Mit dem Gesicht siehst du aber nicht sehr kundenfreundlich aus“, unterbrach eine Stimme meine Grübelei.

Hallo Ole!“ Ich setzte ein Lächeln auf und sah zu dem Troll hinab. Wir befanden uns in einer den Norsen vorbehaltenen U-Bahn-Stationen und Ole hatte seine menschliche Tarnung abgelegt. Nur das Zucken über seinem rechten Auge erinnerte noch an den Mann, der mich vor sechs Wochen bei Ikea verhaftet hatte. Ole Tharök gehörte zu den Felsentrollen, einem der am meisten verbreiteten Norsenvölker Skandinaviens. Felsentrolle waren die Trolle aus den modernen Fantasygeschichten: Ihre Haut war hart wie der Felsen, in dem sie lebten und von dem sie sich ernährten. Die meisten Felsentrolle waren gutmütig, aber etwas schwer von Begriff, und Ole war da keine Ausnahme. Mit seinen knappen ein Meter sechzig gehörte Ole zu den kleineren seiner Rasse, allerdings war er beinahe so breit wie hoch und wirkte mehr gemauert als gewachsen. Dazu kamen Hände wie Schaufeln und Zähne, die einem Bären gut zu Gesicht gestanden hätten. Das Einzige, was nicht zu dem Bild eines Schlägers passte, war das rechte Auge, das zuckte, wenn Ole nervös war. Ich fürchte, seine Zuckungen waren schlimmer geworden, seit er mich kannte.

Wie gefällt dir deine neue Arbeit?“, fragte er.

Ist in Ordnung“, sagte ich. Ole hatte einige Gefallen einfordern müssen, um mir diesen Job zu besorgen. Da wollte ich nicht undankbar sein.

Ich habe dir die Auswertung vom Arbeitsamt mitgebracht. Ich dachte, vielleicht kann ich dir bei dem Fragebogen helfen.“

Jeder neu zugezogene Norse musste, wollte er ein Dach über dem Kopf haben, an einer einwöchigen Schulung des norsischen Arbeitsamts teilnehmen. Einige bevorzugten die Obdachlosigkeit. Ich konnte sie verstehen. Auf Asgard hatten wir Frostriesen, Loki, die Midgardschlange und den Fenriswolf zu fürchten. Stockholm hatte das Arbeitsamt. Die Monster waren mir lieber!

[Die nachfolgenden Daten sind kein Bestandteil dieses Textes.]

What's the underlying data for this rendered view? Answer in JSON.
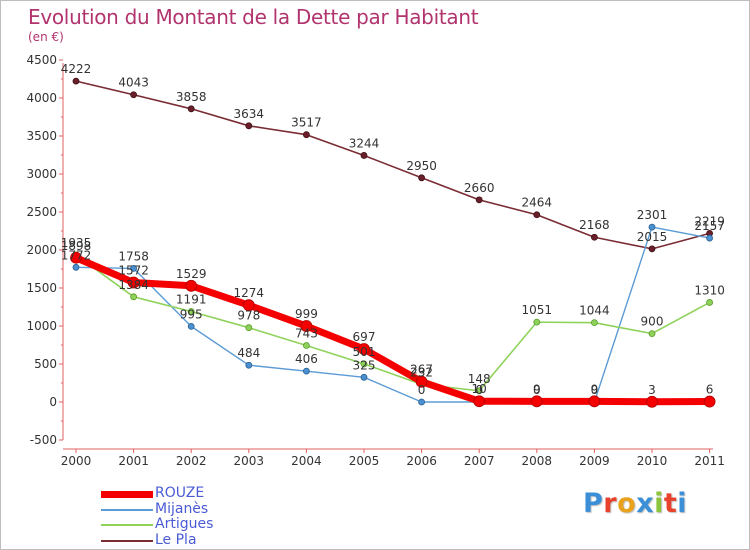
{
  "title": "Evolution du Montant de la Dette par Habitant",
  "subtitle": "(en €)",
  "brand": {
    "text": "Proxiti",
    "letter_colors": [
      "#3a8fd6",
      "#e8412c",
      "#e8a21c",
      "#3a8fd6",
      "#8cc43c",
      "#e8412c",
      "#3a8fd6"
    ]
  },
  "chart_data": {
    "type": "line",
    "x": [
      "2000",
      "2001",
      "2002",
      "2003",
      "2004",
      "2005",
      "2006",
      "2007",
      "2008",
      "2009",
      "2010",
      "2011"
    ],
    "ylim": [
      -500,
      4500
    ],
    "yticks": [
      "-500",
      "0",
      "500",
      "1000",
      "1500",
      "2000",
      "2500",
      "3000",
      "3500",
      "4000",
      "4500"
    ],
    "ytick_values": [
      -500,
      0,
      500,
      1000,
      1500,
      2000,
      2500,
      3000,
      3500,
      4000,
      4500
    ],
    "grid": false,
    "legend_position": "bottom-left",
    "series": [
      {
        "name": "Le Pla",
        "color": "#7a2c35",
        "values": [
          4222,
          4043,
          3858,
          3634,
          3517,
          3244,
          2950,
          2660,
          2464,
          2168,
          2015,
          2219
        ],
        "labels": [
          "4222",
          "4043",
          "3858",
          "3634",
          "3517",
          "3244",
          "2950",
          "2660",
          "2464",
          "2168",
          "2015",
          "2219"
        ]
      },
      {
        "name": "Mijanès",
        "color": "#5b9bd5",
        "values": [
          1772,
          1758,
          995,
          484,
          406,
          325,
          0,
          0,
          0,
          0,
          2301,
          2157
        ],
        "labels": [
          "1772",
          "1758",
          "995",
          "484",
          "406",
          "325",
          "0",
          "0",
          "0",
          "0",
          "2301",
          "2157"
        ]
      },
      {
        "name": "Artigues",
        "color": "#8ed25a",
        "values": [
          1935,
          1384,
          1191,
          978,
          743,
          501,
          232,
          148,
          1051,
          1044,
          900,
          1310
        ],
        "labels": [
          "1935",
          "1384",
          "1191",
          "978",
          "743",
          "501",
          "232",
          "148",
          "1051",
          "1044",
          "900",
          "1310"
        ]
      },
      {
        "name": "ROUZE",
        "color": "#f40000",
        "values": [
          1898,
          1572,
          1529,
          1274,
          999,
          697,
          267,
          10,
          9,
          9,
          3,
          6
        ],
        "labels": [
          "1898",
          "1572",
          "1529",
          "1274",
          "999",
          "697",
          "267",
          "10",
          "9",
          "9",
          "3",
          "6"
        ]
      }
    ],
    "legend_order": [
      "ROUZE",
      "Mijanès",
      "Artigues",
      "Le Pla"
    ]
  }
}
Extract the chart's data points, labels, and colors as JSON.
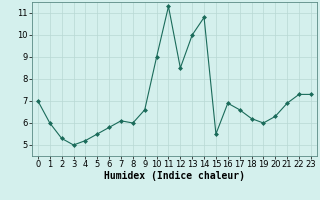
{
  "x": [
    0,
    1,
    2,
    3,
    4,
    5,
    6,
    7,
    8,
    9,
    10,
    11,
    12,
    13,
    14,
    15,
    16,
    17,
    18,
    19,
    20,
    21,
    22,
    23
  ],
  "y": [
    7.0,
    6.0,
    5.3,
    5.0,
    5.2,
    5.5,
    5.8,
    6.1,
    6.0,
    6.6,
    9.0,
    11.3,
    8.5,
    10.0,
    10.8,
    5.5,
    6.9,
    6.6,
    6.2,
    6.0,
    6.3,
    6.9,
    7.3,
    7.3
  ],
  "line_color": "#1a6b5a",
  "marker": "D",
  "marker_size": 2,
  "bg_color": "#d4f0ed",
  "grid_color": "#b8d8d4",
  "xlabel": "Humidex (Indice chaleur)",
  "ylim": [
    4.5,
    11.5
  ],
  "xlim": [
    -0.5,
    23.5
  ],
  "yticks": [
    5,
    6,
    7,
    8,
    9,
    10,
    11
  ],
  "xticks": [
    0,
    1,
    2,
    3,
    4,
    5,
    6,
    7,
    8,
    9,
    10,
    11,
    12,
    13,
    14,
    15,
    16,
    17,
    18,
    19,
    20,
    21,
    22,
    23
  ],
  "tick_label_fontsize": 6,
  "xlabel_fontsize": 7
}
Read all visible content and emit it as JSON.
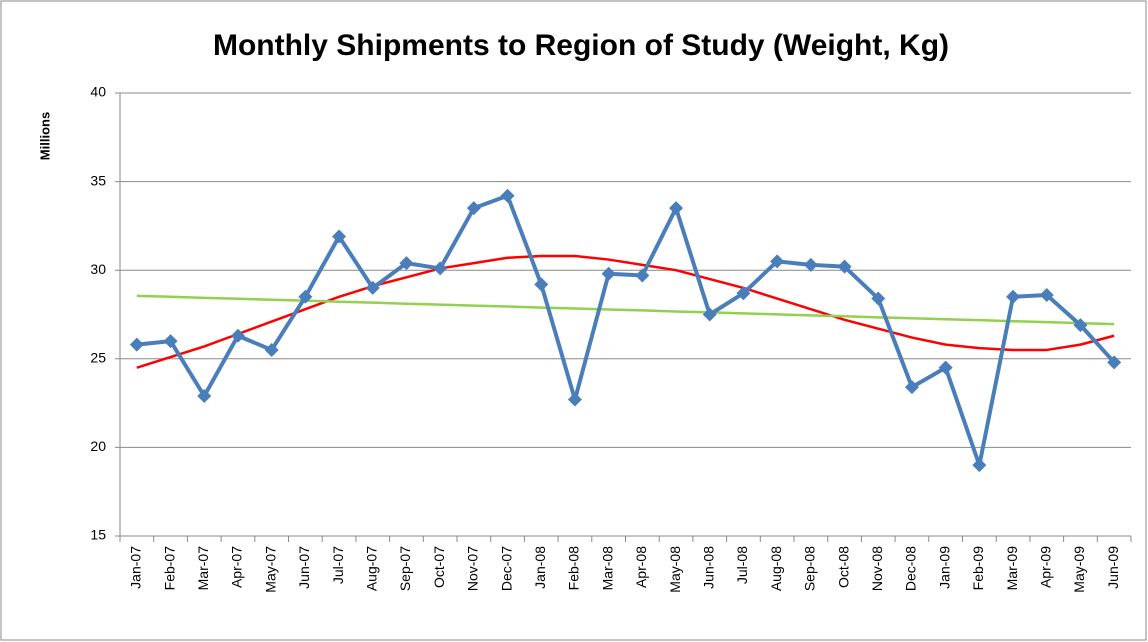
{
  "chart_data": {
    "type": "line",
    "title": "Monthly Shipments to Region of Study (Weight, Kg)",
    "y_label": "Millions",
    "categories": [
      "Jan-07",
      "Feb-07",
      "Mar-07",
      "Apr-07",
      "May-07",
      "Jun-07",
      "Jul-07",
      "Aug-07",
      "Sep-07",
      "Oct-07",
      "Nov-07",
      "Dec-07",
      "Jan-08",
      "Feb-08",
      "Mar-08",
      "Apr-08",
      "May-08",
      "Jun-08",
      "Jul-08",
      "Aug-08",
      "Sep-08",
      "Oct-08",
      "Nov-08",
      "Dec-08",
      "Jan-09",
      "Feb-09",
      "Mar-09",
      "Apr-09",
      "May-09",
      "Jun-09"
    ],
    "series": [
      {
        "color": "#4a7ebb",
        "marker": "diamond",
        "values": [
          25.8,
          26.0,
          22.9,
          26.3,
          25.5,
          28.5,
          31.9,
          29.0,
          30.4,
          30.1,
          33.5,
          34.2,
          29.2,
          22.7,
          29.8,
          29.7,
          33.5,
          27.5,
          28.7,
          30.5,
          30.3,
          30.2,
          28.4,
          23.4,
          24.5,
          19.0,
          28.5,
          28.6,
          26.9,
          24.8
        ]
      },
      {
        "color": "#92d050",
        "values": [
          28.55,
          28.5,
          28.44,
          28.39,
          28.33,
          28.28,
          28.22,
          28.17,
          28.11,
          28.06,
          28.0,
          27.95,
          27.89,
          27.84,
          27.78,
          27.73,
          27.67,
          27.62,
          27.56,
          27.51,
          27.45,
          27.4,
          27.34,
          27.29,
          27.23,
          27.18,
          27.12,
          27.07,
          27.01,
          26.96
        ]
      },
      {
        "color": "#ff0000",
        "values": [
          24.5,
          25.1,
          25.7,
          26.4,
          27.1,
          27.8,
          28.5,
          29.1,
          29.6,
          30.1,
          30.4,
          30.7,
          30.8,
          30.8,
          30.6,
          30.3,
          30.0,
          29.5,
          29.0,
          28.4,
          27.8,
          27.2,
          26.7,
          26.2,
          25.8,
          25.6,
          25.5,
          25.5,
          25.8,
          26.3
        ]
      }
    ],
    "ylim": [
      15,
      40
    ],
    "yticks": [
      15,
      20,
      25,
      30,
      35,
      40
    ],
    "grid": true
  }
}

Frage Nummer eins“, begann Ole. „Auf einer Skala von eins bis fünf, wie sehr hat dir der Kurs geholfen bei der Zielorientierung?“

Eins!“

Eins ist das Schlechteste.“

Ja, und?“

Der Kurs hat dir nicht geholfen, deine Ziele genauer zu definieren?“

Nein.“

Sichtlich zögernd kreuzte Ole die Eins an.

Selbstvermarktung?“

Eins.“

Nun, komm aber, Frida. Erzähl mir nicht, dass du vorher keine Probleme im Bereich Selbstvermarktung hattest!“

Stimmt, ich hatte vorher nicht gewusst, was Selbstvermarktung war. „Gut, dann drei“, gab ich nach.

Ich habe gehört, dass du bei der Übung am letzten Tag am besten von allen abgeschnitten hast“, sagte Ole aufmunternd.

Ja!“ Wir hatten die Aufgabe bekommen, uns vorzustellen, was wir am liebsten sein wollten, egal was, und

Du hast beschrieben, wie es wäre, eine Walküre zu sein?“, fragte Ole.

Nein. Ich hatte beschrieben, wie es gewesen war, eine Walküre zu sein. Aber Walküren gab es nicht mehr.

Du wärst wirklich gerne eine Kämpferin, nicht wahr?“, sagte Ole in die entstehende Pause hinein.

Ja“, sagte ich, und wie so oft in den letzten Wochen fühlte ich die Einsamkeit meinen Hals zuschnüren. „Ich mache den Test nachher allein fertig. Wohin bist du unterwegs?“, wechselte ich schnell das Thema.

Gamla Stan“, sagte er mit gequältem Gesichtsausdruck, wie immer, wenn er von der Altstadt Stockholms sprach.

Wenn eines Tages jemand Gamla Stan niederbrennt, werden sie als Erstes dich verdächtigen“, sagte ich mit einem Lachen.

Wie meinst du das?“, fragte er erschrocken.

So verzweifelt, wie du den Namen aussprichst.“

Wie kannst du so etwas sagen? Das wäre entsetzlich. Dann würden die Menschen uns bestimmt entdecken.“

Beruhige dich, es war doch nur ein Scherz!“, versuchte ich, einzulenken.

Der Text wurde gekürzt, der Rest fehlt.